SpuCo Datasets
The package currently provides the following datasets:
SpuCoMNIST: A controllable synthetic dataset that explores real-world data properties (spurious feature: colored background, core feature: MNIST digit)
SpuCoAnimals: A large-scale vision dataset curated from ImageNet to explore real-world spurious correlations (spurious feature: background, core_feature: animal)
SpuCoMNIST
SpuCoMNIST allows controllable:
number of classes and size of classes: digits can be grouped to form classes of SpuCoMNIST (e.g. [0,1] [2,3] [4,5] [6,7] [8,9])
spurious feature magnitude: large magnitude = easier to learn, small magnitude = harder to learn
spurious feature variance: low variance = easier to learn, high variance = harder to learn
label noise: proportion of examples with incorrect labels
feature noise: proportion of examples with corrupted core feature i.e. digit
SpuCoAnimals
Next, we introduce SpuCoAnimals, a large-scale vision dataset curated from ImageNet with two realistic spurious correlations.
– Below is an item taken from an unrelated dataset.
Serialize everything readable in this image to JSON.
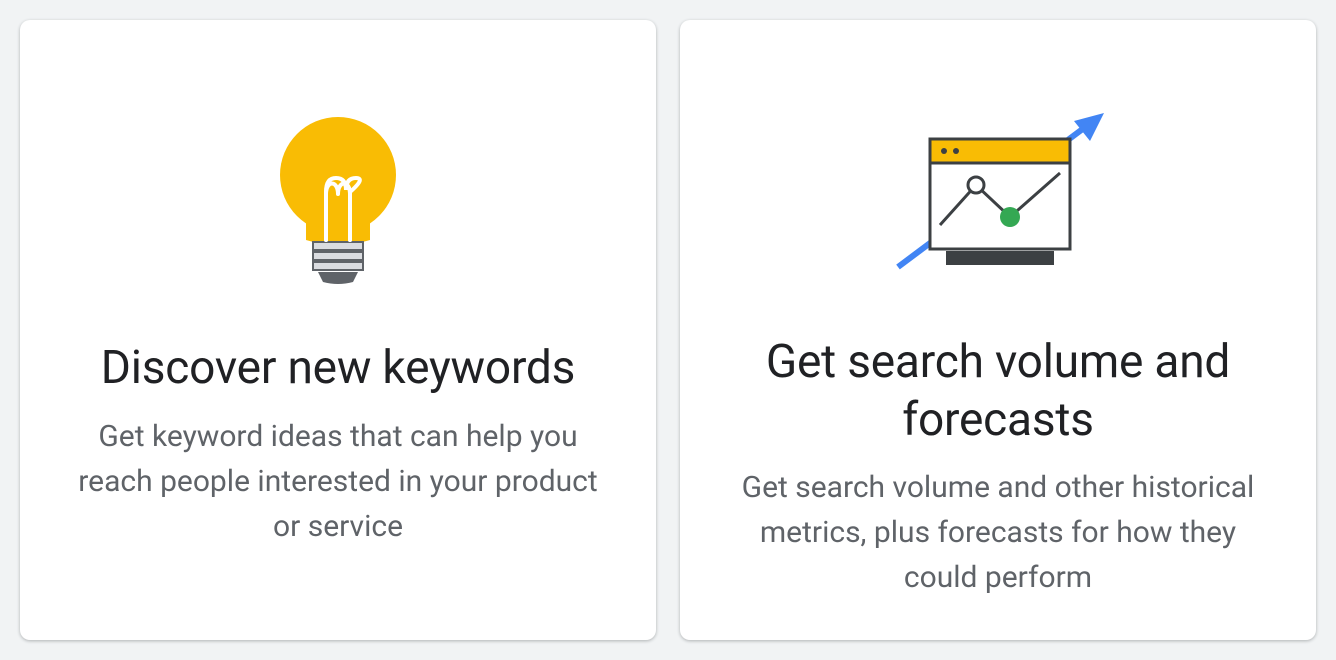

SpuCoAnimals has 4 classes:
landbirds
waterbirds
small dog breeds
big dog breeds.
Waterbirds and Landbirds are spuriously correlated with water and land backgrounds, respectively. Small dogs and big dogs are spuriously correlated with indoor and outdoor backgrounds, respectively.
SpuCoDogs
Subset of SpuCoAnimals containing only dogs.
SpuCoBirds
Subset of SpuCoAnimals containing only birds.